I’d never seen the deceased in person, only in an occasional newspaper photo, or once or twice on TV, but it was now easy to understand why Hollenbeck Homicide had kicked this one over to us.
Lita Mendez was one of the city’s most aggressive police critics and gang activists. She’d filed over a hundred civilian complaints against Hollenbeck Division police officers on behalf of Evergreen gang members and their families. As a result, quite a few cops had lost grade and pay. Some had even lost their pensions.
I’d been in break rooms in different stations over the years when Lita’s name had come up, and the hatred that poured out was genuine and overpowering. She hated us and we had returned that hatred in full measure. She’d been arrested several times by overly ambitious cops on questionable charges.

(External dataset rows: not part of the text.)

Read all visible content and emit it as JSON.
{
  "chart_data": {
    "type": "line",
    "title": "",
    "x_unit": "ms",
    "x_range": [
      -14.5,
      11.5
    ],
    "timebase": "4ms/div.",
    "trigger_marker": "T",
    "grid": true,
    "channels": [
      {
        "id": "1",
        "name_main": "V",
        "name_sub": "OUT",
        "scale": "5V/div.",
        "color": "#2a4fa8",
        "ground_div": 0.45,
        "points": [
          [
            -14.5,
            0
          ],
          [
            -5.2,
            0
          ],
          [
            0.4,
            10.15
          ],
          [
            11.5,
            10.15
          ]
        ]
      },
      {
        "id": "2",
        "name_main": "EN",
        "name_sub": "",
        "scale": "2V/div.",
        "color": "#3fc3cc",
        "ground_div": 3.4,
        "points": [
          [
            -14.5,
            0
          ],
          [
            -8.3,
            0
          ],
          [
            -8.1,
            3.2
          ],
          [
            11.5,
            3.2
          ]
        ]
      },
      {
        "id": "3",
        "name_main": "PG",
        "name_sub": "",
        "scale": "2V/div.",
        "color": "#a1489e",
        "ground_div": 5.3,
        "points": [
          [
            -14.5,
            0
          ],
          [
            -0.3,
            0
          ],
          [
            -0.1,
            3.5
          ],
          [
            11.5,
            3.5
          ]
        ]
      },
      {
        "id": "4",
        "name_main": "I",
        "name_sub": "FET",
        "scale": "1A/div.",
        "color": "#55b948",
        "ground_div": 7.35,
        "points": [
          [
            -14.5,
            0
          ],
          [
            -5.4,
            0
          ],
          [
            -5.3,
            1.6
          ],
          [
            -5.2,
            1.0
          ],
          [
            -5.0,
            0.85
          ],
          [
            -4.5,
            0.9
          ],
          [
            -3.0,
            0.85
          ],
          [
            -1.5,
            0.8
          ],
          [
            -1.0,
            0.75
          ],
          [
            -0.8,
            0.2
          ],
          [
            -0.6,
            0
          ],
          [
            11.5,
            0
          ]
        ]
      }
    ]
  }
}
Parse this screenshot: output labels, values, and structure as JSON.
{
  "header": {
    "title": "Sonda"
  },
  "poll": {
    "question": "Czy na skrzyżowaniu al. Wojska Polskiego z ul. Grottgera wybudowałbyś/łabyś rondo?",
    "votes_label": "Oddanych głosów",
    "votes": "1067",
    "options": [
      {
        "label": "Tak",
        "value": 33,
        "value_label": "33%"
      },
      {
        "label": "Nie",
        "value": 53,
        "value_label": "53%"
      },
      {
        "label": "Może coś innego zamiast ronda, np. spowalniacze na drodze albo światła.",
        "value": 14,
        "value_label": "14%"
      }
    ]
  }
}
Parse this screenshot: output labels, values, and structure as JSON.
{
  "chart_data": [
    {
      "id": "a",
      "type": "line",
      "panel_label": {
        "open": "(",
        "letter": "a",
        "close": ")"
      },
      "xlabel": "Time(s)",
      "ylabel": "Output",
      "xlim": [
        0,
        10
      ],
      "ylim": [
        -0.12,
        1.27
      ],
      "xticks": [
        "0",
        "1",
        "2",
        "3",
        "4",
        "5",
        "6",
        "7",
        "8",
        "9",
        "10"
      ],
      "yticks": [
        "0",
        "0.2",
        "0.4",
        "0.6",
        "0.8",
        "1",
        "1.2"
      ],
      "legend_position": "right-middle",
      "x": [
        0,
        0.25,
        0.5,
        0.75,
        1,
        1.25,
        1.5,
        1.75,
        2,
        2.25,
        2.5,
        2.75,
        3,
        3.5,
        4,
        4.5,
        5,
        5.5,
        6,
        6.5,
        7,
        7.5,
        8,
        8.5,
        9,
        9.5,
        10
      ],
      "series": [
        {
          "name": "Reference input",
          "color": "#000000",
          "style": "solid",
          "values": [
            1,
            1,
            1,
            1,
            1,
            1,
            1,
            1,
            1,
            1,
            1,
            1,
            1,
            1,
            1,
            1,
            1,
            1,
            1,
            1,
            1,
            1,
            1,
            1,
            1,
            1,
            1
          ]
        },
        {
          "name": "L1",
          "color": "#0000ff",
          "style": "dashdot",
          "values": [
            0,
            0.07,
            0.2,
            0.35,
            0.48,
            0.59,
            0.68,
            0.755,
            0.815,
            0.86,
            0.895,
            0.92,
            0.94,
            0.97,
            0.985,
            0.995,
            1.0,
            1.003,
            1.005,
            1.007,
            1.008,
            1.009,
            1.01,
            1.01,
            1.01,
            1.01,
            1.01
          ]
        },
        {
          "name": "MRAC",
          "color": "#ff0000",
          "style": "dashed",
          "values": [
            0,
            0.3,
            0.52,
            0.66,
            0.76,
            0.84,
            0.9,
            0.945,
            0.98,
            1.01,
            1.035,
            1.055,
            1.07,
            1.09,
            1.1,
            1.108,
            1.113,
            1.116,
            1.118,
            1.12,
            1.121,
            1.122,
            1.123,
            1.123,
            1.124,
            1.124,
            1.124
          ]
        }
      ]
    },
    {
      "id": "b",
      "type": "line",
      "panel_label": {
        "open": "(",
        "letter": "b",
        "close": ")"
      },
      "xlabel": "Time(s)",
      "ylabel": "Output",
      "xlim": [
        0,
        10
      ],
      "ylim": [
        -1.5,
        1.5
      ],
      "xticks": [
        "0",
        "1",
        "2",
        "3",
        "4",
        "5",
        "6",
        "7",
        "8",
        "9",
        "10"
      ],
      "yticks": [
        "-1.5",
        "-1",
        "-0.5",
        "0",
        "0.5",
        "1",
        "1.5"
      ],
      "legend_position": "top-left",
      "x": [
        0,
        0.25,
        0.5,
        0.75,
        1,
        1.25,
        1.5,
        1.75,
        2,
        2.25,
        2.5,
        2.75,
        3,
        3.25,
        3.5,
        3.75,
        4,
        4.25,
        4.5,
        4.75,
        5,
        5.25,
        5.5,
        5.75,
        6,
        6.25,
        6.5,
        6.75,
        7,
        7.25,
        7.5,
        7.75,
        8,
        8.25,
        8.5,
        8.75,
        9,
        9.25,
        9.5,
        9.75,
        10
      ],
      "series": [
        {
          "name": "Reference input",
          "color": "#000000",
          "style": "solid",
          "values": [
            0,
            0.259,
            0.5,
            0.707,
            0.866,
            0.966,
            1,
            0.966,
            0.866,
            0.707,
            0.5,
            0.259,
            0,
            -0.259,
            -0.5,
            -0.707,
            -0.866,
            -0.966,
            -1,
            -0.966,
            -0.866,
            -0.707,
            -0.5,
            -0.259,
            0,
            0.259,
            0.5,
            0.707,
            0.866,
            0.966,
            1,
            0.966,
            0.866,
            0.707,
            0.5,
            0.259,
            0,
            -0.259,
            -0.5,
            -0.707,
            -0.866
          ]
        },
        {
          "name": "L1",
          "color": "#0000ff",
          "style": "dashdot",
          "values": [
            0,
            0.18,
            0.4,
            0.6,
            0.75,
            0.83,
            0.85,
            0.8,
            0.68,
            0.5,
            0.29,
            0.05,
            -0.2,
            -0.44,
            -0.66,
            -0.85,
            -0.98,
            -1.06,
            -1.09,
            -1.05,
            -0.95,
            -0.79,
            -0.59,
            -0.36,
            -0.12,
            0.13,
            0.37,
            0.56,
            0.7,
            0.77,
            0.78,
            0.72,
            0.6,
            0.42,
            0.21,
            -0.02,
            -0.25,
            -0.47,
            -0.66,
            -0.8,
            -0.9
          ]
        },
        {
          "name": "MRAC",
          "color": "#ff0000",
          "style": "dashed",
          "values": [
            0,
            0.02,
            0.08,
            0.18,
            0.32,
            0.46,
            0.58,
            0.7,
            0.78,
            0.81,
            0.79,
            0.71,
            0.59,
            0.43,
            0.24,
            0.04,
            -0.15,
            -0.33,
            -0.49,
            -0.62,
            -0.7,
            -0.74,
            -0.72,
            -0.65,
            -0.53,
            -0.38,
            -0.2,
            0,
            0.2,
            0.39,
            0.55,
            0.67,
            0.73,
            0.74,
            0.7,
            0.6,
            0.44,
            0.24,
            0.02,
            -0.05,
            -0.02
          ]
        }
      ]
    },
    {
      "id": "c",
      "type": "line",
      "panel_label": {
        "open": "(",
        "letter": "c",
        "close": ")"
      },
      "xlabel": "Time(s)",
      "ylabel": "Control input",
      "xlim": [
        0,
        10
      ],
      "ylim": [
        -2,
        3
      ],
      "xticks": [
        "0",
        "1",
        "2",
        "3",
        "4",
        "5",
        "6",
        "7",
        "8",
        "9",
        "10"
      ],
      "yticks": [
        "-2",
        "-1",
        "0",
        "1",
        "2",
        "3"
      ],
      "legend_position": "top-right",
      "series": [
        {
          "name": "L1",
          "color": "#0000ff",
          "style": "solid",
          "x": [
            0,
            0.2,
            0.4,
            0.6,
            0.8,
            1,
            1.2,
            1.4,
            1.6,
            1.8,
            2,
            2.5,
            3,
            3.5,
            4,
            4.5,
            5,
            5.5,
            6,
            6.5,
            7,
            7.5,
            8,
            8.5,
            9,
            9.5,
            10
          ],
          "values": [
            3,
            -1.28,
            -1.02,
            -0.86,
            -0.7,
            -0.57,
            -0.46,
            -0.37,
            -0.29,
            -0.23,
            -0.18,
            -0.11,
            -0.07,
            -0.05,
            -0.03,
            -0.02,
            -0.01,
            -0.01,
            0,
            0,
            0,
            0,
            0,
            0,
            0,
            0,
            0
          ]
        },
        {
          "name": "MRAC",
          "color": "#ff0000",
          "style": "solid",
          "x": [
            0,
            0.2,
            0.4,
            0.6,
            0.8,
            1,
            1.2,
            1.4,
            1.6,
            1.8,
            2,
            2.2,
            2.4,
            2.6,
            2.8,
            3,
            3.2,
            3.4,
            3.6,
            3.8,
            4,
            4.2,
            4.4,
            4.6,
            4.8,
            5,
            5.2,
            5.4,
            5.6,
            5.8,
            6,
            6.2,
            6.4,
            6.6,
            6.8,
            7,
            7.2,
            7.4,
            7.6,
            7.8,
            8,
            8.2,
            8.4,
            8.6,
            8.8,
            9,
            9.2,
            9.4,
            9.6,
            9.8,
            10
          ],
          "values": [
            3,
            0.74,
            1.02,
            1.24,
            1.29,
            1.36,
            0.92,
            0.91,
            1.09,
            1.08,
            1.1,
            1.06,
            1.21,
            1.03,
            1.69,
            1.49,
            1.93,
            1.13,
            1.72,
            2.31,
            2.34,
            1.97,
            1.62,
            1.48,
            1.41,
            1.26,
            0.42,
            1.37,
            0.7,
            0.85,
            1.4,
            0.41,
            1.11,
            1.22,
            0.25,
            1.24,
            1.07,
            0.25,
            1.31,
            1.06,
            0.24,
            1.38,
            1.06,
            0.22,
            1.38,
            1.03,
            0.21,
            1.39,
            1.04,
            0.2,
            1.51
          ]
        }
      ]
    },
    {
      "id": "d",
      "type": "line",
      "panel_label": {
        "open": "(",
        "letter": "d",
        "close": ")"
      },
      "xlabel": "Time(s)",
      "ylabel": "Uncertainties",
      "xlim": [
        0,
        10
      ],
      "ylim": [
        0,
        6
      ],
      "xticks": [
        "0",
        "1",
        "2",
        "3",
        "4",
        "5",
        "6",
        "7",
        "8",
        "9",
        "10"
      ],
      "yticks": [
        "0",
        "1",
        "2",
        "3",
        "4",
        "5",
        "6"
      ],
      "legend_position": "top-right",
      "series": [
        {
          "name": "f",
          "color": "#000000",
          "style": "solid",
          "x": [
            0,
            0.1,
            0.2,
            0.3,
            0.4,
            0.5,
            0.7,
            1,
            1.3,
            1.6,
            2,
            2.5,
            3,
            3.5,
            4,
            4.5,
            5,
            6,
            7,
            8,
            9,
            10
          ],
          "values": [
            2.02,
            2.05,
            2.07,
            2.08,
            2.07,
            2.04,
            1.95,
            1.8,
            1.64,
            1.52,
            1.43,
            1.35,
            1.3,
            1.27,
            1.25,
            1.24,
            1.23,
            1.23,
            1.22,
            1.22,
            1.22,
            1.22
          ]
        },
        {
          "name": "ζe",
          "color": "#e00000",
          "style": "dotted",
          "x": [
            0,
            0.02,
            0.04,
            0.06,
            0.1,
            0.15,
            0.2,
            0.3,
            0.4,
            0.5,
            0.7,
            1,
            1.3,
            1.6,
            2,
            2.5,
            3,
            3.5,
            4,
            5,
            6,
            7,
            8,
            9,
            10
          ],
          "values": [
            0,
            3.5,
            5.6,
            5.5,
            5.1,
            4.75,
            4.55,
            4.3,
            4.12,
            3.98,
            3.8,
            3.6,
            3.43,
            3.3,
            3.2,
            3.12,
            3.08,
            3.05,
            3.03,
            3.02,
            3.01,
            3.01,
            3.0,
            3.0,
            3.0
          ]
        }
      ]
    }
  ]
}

None of those arrests stuck.
Her younger brother was a notorious Evergreen banger named Homer “Conejo Loco” Mendez. The Crazy Rabbit was incarcerated in Corcoran State Prison for conspiring to kill a police officer, something Lita Mendez always maintained was a trumped-up charge and another example of police harassment against her family.
I remember reading a news story once that claimed Lita had nothing more than a tenth-grade education. That hadn’t slowed her down, because with natural intelligence and street guile she’d served up a lot of trouble for the LAPD.
Hitch and I took two short steps into the kitchen so we could view the crime scene but stayed well back from the body. The victim was lying on the floor and, in death, no longer seemed as formidable. She just looked shriveled and sad. It was still hard to believe she was dead.
I saw that the “Chalk Fairy” had been here. Patrol officers all carry chalk to mark the pavement during traffic investigations. Occasionally, on murder scenes, they develop the unreasonable urge to draw an outline around the body before detectives arrive. This is in violation of all the rules of a homicide investigation, starting with disturbing the crime scene and up to and including potentially leaving the patrol officer’s own trace evidence on the victim, which can end up sending us on a search for a red-haired killer when the hair actually belonged to the responding officer.